Board directors are often worried about how they can engage in strategic planning without imposing their will on the CEO or overstepping their authority. The lengthy planning processes and three to five-year time frames are being replaced by strategic frameworks that outline the organization’s priorities. Business plans that mix objectives for programmatic and operational goals, financial forecasts, as well as robust annual plans with precise timelines and metrics are becoming more common.
A board that is solely focused on its oversight duties must be involved in the formulation of strategy, comprehending the strategic activities taking place, and acknowledging that special situations will always require the Board to be aware. They should also come up with a strategy monitoring plan. This article provides ways to accomplish all of this while allowing the Board to be a part of strategic discussions and contribute positively to them.

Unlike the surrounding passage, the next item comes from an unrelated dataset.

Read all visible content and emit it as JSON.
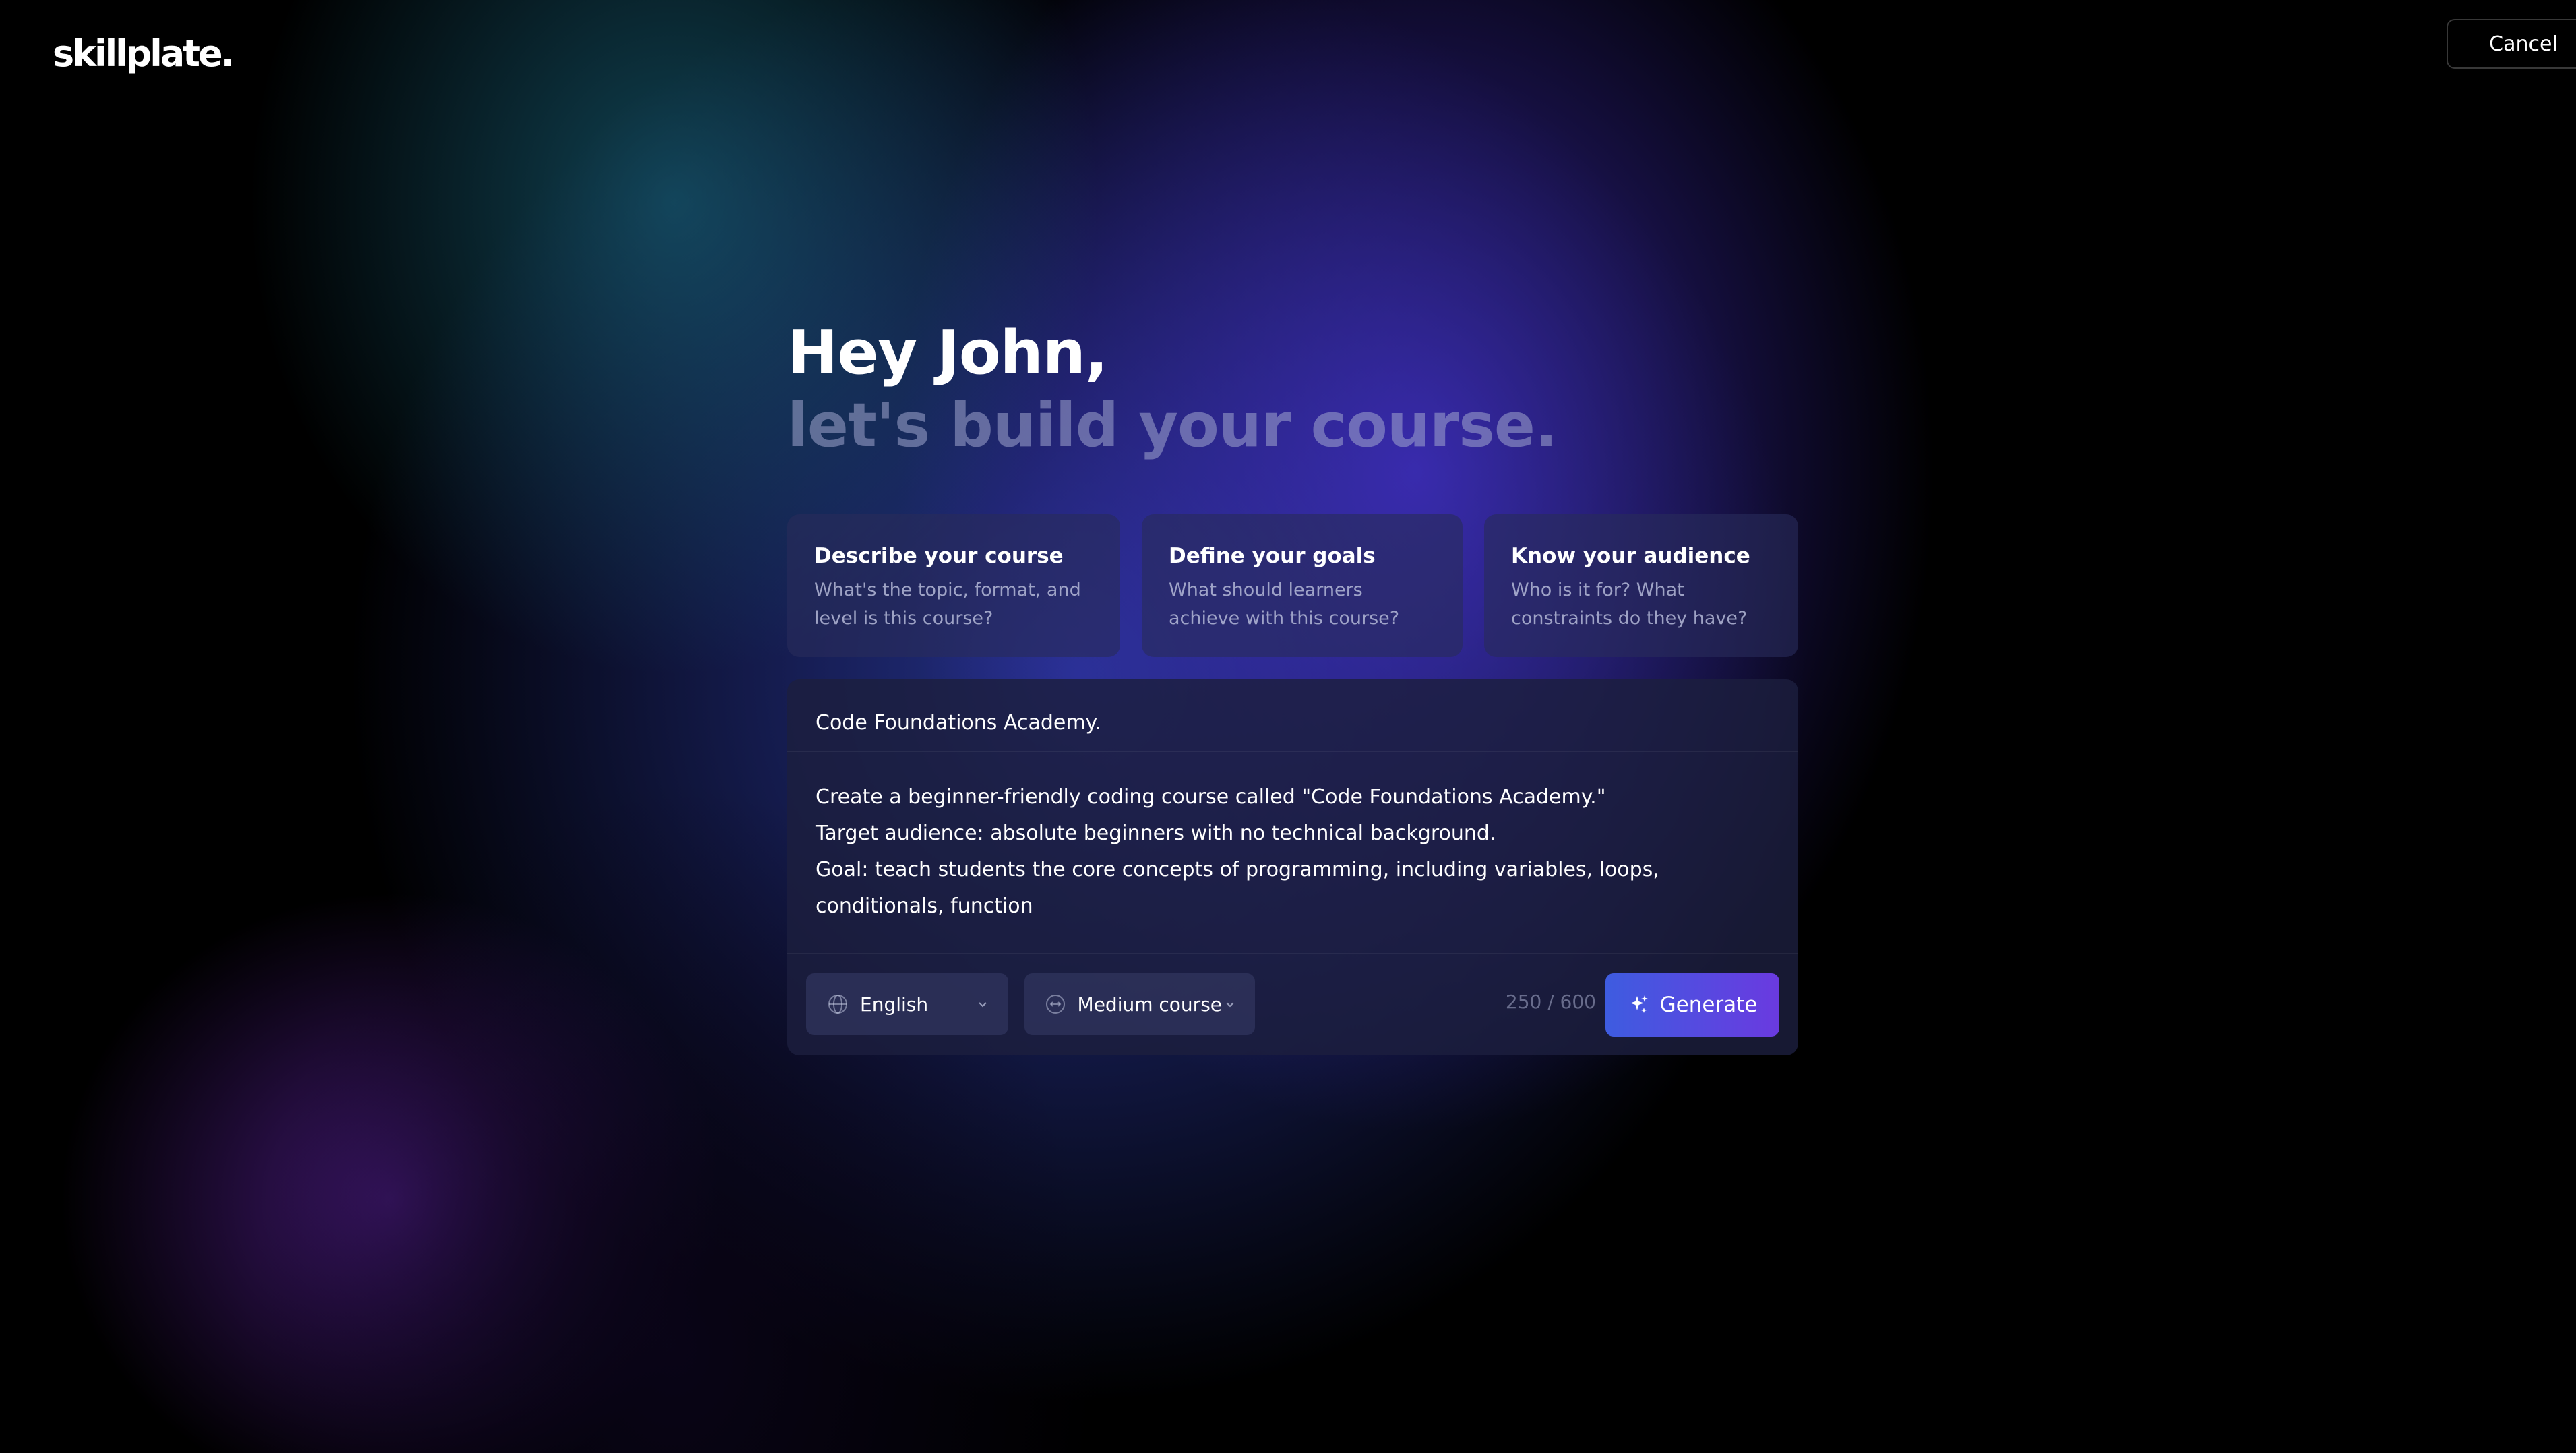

Our article on how to facilitate a board-level strategic planning session is one of the most popular posts on this website. This article addresses a question which is repeatedly raised in this area where the board must decide between implementing the company’s strategy and directing its own. This is an important discussion since if the Board believes that its job is to rubber-stamp any plans put forward to it, it’s at risk of becoming an “rubber stamp” board. It is crucial to avoid this by having a clear dialogue between the board and management about the strategic issues they deem most important. The board can then help frame the issues, and management will be more open to suggestions that can refine and improve the problem-solving process.